Big data is without a doubt 1 of the top 5 BI trends of 2012. The hype around big data has driven many companies to hoard massive amounts of structured and unstructured information in the hope of unearthing useful insight that will help them gain competitive advantage. Admittedly, there is significant value to be extracted from your company's growing vault of data; however it is data quality – not necessarily quantity – that is your company's biggest asset. So here are 3 reasons why you should devote more of your IT budget to data quality:
1) Because good data quality sets the stage for sound business decisions.
Sensible business decisions should be based on accurate, timely information coupled with the necessary analysis. Decision-makers need to be equipped with facts in order to plan strategically and stay ahead of the competition – and facts are entirely based on having correct data. Though it’s not as "sexy" as big data, mobile BI, or cloud, data quality should be the foundation of all of these other initiatives.
Admittedly, achieving data quality is tough. Gartner analyst Bill Hostmann says, "Regardless of big data, old data, new data, little data, probably the biggest challenge in BI is data quality." It crosses department lines (both IT and business users must take responsibility), and processes that have multiple levels of responsibility often suffer from the "everyone and no one is responsible" conundrum. It's also a complex process that requires laying out common definitions (what is a customer, what are our conventions for company names – Inc. or no Inc. – for example), performing an initial data cleanse, and then keeping things tidy through ongoing data monitoring, ETL, and other technologies.
But ensuring that your data is timely, accurate, consistent, and complete means users will trust the data, and ultimately, that's the goal of the entire exercise if you see this first reason as the most important. Trusting the data means being able to trust the decisions that are based on the data. Clean up the data you have in place, then you can move on to a strategy that incorporates additional sources of big data.
2) Because you have to.
So maybe reason #1 wasn't enough to convince you that come budget time, you should put a little extra in the data quality column. What about the fact that poor data quality may be leaving you out of compliance with the law? Sarbanes-Oxley (SOX) mainly affects public companies, but those that may undergo a future merger, acquisition or IPO should plan to comply. SOX requires that organizations maintain accurate information and prove it in regular audits by independent agents. Seen from this perspective, poor data will cause a company to be out of compliance and can result in fines, lawsuits, and worse.

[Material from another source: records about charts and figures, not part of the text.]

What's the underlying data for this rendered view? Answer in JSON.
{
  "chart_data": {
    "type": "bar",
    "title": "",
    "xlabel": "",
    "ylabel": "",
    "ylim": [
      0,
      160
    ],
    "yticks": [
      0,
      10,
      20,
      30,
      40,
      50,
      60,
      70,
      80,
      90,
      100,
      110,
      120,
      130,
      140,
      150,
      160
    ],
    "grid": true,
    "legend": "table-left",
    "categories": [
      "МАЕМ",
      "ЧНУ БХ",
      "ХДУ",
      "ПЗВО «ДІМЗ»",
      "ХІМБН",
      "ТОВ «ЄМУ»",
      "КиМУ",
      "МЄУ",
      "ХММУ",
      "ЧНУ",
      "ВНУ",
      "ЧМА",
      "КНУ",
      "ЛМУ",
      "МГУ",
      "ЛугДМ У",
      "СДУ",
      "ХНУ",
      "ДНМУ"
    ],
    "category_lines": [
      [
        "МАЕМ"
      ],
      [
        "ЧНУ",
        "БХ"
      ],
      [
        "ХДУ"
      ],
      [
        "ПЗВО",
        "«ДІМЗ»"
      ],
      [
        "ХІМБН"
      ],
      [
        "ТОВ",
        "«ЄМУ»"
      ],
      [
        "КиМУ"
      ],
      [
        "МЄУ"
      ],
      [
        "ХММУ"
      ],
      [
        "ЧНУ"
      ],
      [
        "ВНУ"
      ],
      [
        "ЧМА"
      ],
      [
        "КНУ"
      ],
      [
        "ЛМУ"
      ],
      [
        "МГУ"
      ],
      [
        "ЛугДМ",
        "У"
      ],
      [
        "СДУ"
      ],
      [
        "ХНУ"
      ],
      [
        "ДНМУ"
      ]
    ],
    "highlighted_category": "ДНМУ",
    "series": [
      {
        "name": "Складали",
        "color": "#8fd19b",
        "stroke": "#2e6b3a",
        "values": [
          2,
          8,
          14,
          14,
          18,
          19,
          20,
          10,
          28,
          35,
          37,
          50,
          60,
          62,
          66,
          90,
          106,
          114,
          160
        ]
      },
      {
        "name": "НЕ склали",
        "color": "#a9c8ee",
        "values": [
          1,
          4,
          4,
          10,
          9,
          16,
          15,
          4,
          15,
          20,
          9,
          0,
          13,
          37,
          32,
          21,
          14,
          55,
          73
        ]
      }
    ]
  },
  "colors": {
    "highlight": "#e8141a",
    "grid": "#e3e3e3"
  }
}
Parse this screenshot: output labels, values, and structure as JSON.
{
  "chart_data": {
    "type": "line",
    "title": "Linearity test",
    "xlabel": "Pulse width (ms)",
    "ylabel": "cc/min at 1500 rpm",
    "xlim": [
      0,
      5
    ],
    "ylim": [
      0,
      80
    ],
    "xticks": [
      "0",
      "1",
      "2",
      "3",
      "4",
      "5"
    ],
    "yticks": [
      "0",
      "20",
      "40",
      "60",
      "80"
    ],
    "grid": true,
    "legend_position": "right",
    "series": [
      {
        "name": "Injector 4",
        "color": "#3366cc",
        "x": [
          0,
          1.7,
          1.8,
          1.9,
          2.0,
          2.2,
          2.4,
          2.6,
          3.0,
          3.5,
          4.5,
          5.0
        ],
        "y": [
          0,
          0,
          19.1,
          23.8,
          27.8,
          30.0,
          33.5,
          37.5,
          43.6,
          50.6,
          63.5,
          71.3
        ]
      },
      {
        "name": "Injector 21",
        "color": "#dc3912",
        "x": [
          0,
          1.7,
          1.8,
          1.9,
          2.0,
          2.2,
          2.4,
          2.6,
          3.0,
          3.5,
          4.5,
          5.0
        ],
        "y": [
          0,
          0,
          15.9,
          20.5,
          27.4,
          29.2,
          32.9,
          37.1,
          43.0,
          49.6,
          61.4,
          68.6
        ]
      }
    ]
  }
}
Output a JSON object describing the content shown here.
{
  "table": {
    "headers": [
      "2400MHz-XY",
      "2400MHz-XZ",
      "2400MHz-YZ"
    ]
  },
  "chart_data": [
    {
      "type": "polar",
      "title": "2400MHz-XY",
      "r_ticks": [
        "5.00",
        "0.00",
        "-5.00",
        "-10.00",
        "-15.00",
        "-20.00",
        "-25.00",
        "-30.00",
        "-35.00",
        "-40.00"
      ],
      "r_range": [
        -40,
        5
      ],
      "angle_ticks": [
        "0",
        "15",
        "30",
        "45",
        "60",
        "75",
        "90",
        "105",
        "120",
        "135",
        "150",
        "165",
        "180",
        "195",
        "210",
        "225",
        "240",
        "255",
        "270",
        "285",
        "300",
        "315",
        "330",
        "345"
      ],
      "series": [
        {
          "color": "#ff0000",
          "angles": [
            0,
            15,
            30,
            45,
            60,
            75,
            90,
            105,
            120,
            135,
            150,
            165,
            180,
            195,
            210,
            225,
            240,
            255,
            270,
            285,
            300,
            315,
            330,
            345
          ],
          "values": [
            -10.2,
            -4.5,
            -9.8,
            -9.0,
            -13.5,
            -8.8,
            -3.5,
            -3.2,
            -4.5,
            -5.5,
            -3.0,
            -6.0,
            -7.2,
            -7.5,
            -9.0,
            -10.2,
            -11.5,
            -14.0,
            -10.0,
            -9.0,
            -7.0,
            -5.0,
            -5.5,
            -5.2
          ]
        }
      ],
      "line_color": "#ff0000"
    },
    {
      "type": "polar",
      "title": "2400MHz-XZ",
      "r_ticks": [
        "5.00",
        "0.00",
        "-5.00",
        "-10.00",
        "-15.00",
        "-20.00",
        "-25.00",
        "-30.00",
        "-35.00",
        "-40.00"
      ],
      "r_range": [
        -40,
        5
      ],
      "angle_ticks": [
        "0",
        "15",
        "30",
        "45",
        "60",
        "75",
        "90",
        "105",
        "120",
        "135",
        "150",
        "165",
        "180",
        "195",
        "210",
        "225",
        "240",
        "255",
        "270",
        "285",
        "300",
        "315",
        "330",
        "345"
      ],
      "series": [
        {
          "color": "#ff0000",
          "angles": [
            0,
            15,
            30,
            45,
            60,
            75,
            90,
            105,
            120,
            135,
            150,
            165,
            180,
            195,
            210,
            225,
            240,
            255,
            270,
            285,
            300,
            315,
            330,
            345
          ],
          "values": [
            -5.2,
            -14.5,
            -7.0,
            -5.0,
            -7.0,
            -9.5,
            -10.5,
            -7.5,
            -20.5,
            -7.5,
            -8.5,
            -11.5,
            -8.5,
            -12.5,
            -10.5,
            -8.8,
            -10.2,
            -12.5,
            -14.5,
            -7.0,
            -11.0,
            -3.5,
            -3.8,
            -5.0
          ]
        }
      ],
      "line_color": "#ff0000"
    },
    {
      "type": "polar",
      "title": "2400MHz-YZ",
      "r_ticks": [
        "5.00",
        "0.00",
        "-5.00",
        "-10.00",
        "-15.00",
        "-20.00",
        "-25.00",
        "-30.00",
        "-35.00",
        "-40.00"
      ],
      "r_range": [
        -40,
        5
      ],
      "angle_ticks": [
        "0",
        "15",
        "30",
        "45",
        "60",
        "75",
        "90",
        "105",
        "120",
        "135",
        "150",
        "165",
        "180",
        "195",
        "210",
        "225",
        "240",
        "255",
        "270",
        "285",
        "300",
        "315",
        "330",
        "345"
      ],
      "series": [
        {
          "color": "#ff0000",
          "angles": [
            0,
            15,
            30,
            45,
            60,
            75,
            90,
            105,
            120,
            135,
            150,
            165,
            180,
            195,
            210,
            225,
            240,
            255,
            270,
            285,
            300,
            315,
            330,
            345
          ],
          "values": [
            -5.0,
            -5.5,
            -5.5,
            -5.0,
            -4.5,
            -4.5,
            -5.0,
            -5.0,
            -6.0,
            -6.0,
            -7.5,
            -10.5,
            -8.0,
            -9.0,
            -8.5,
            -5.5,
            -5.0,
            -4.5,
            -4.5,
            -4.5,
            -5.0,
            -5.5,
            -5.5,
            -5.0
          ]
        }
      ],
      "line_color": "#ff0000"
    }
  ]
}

3) Because you can't afford not to.
I know what you're expecting – a bunch of fear-mongering stories about companies discovering that data quality issues have cost them millions of dollars. We've already given you those stats in a previous post and you can read more stories in this oldie-but-goodie article from 2001. Reason #3 is something you have to figure out yourself.
Calculating your company’s COPDQ (Cost of Poor Data Quality) is difficult, but the factors to consider (according to Quality Control for Dummies) are the cost to find the errors, the cost to fix the errors, the cost of wasted effort due to bad data, and the lost productivity of workers fixing data problems rather than producing actual work. An easy way to estimate the cost is to go by the "rule of 10:" a task costs 10 times more when the data isn’t perfect compared to when it is. So figure out the cost of a particular task and times that by 10 to get a rough COPDQ. Sometimes that number is enough to convince an executive to make an investment in data quality since you can prove ROI.
Without trust in your current data, it makes no sense to try and tackle big data. So as you continue to hear the big data hype throughout 2012, remember that your time and resources are better spent worrying less about the size of your data and focusing more on continuously improving data quality.